CA Technologies has released the latest version of its authentication technologies for the payment industry to help card issues combat fraud, increase revenue and gain control of their fraud detection system.
The latest version of CA Risk Analytics features behavioral neural network authentication models for assessing risk of online, card-not-present (CNP) transactions. The neutral network models are powered by machine learning techniques that capture data about individual user actions and enable CA Risk Analytics to better understand and distinguish legitimate behavior from fraudulent behavior.
“There is an increase in market demand for a more advanced CNP fraud detection strategy that goes beyond just comparing the current transaction to established fraud indicators,” said Revathi Subramanian, senior vice president, Data Science, CA Technologies.
CA Risk Analytics considers both fraud patterns and legitimate transaction behavior and tracks the pivotal players in a transaction: card or device, for example.
Further the solution estimates the risk of fraud using advanced machine learning techniques to understand normal behavior for these pivotal players as well as the fraud risk related to deviation from past behaviors.
The solution benefits organizations as it gives a more accurate assessment of which transaction to authenticate and helps stop fraud in CNP transactions, Subramanian added.
Optimized for 3-D Secure protocol, CA Risk Analytics prevents CNP fraud in 3-D Secure transactions by transparently assessing the risk of a transaction in real time.

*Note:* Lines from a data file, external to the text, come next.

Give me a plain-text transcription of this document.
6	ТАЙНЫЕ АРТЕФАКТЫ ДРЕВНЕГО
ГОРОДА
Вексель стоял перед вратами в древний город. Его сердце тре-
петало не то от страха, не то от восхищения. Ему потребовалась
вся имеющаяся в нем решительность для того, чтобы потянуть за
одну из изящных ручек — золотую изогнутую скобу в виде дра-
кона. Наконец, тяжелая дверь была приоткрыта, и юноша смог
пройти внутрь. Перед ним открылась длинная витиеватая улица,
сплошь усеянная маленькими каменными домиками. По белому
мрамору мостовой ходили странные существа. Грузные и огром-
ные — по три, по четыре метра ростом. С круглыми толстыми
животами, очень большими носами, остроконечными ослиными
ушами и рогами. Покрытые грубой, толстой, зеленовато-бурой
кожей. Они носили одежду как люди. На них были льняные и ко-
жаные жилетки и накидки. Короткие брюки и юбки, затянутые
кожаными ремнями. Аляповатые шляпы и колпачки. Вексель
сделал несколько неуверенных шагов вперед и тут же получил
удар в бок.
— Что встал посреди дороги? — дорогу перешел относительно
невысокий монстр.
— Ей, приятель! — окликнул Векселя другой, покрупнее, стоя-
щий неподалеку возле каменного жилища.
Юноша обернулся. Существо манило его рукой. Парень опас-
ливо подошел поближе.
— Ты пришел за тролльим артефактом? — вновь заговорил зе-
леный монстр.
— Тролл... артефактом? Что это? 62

CA Risk Analytics is one of the components of CA’s SaaS-based payment authentication solution.
Reports say that over $3.5 trillion is lost each year to fraud and financial crimes associated with several industries. The growing instances of financial fraud also provides a big business opportunity for security solutions providers.
In fact IDC estimated that the market for Financial Crime solutions alone will be nearly $4.7 billion in 2014, with a 5.5 percent CAGR over the 2014-2017 forecast period.

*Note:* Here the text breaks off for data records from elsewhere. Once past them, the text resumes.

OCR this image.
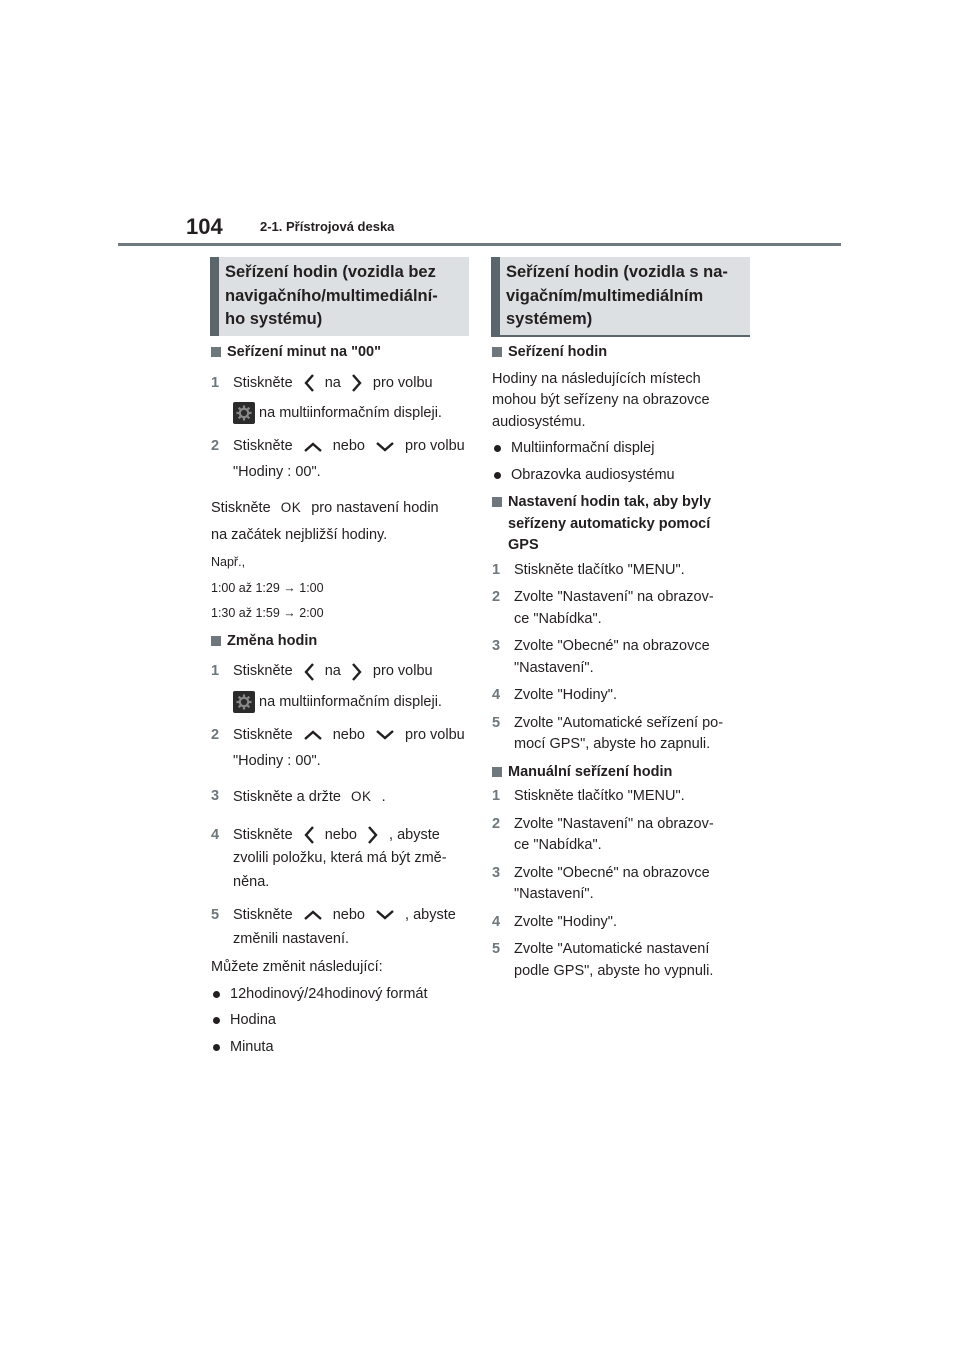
104	2-1. Přístrojová deska
Seřízení hodin (vozidla bez
navigačního/multimediální-
ho systému)
Seřízení minut na "00"
1 Stiskněte na pro volbu
na multiinformačním displeji.
2 Stiskněte	nebo	pro volbu
"Hodiny : 00".
Stiskněte OK pro nastavení hodin
na začátek nejbližší hodiny.
Např.,
1:00 až 1:29 → 1:00
1:30 až 1:59 → 2:00
Změna hodin
1 Stiskněte na pro volbu
na multiinformačním displeji.
2 Stiskněte	nebo	pro volbu
"Hodiny : 00".
3 Stiskněte a držte OK .
4 Stiskněte nebo , abyste
zvolili položku, která má být změ-
něna.
5 Stiskněte	nebo	, abyste
změnili nastavení.
Můžete změnit následující:
12hodinový/24hodinový formát
Hodina
Minuta
Seřízení hodin (vozidla s na-
vigačním/multimediálním
systémem)
Seřízení hodin
Hodiny na následujících místech
mohou být seřízeny na obrazovce
audiosystému.
Multiinformační displej
Obrazovka audiosystému
Nastavení hodin tak, aby byly
seřízeny automaticky pomocí
GPS
1 Stiskněte tlačítko "MENU".
2 Zvolte "Nastavení" na obrazov-
ce "Nabídka".
3 Zvolte "Obecné" na obrazovce
"Nastavení".
4 Zvolte "Hodiny".
5 Zvolte "Automatické seřízení po-
mocí GPS", abyste ho zapnuli.
Manuální seřízení hodin
1 Stiskněte tlačítko "MENU".
2 Zvolte "Nastavení" na obrazov-
ce "Nabídka".
3 Zvolte "Obecné" na obrazovce
"Nastavení".
4 Zvolte "Hodiny".
5 Zvolte "Automatické nastavení
podle GPS", abyste ho vypnuli.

The solution includes intelligent, self-learning authentication technologies that help reduce friction for customers during online checkout and allow card issuers to reduce incidents of fraud, increase revenue and gain unprecedented flexibility and control in their fraud detection systems, CA said.
CA has been focusing on the financial security segment for several years. Today CA Technologies also announced that Hanseatic Bank, a private bank based in Hamburg and operating throughout Germany, has selected CA Transaction Manager and CA Risk Analytics, to prevent fraud and improve cardholder engagement.
CA Risk Analytics now offers increased flexibility and control for the card issuer. The neutral network authentication models within CA Risk Analytics help reduce fraud with revenue and cost improvements. CA Risk Analytics can now better detect legitimate customer behavior, so there is no need to add friction to the checkout process and challenge the consumer with additional authentication to prove their identity.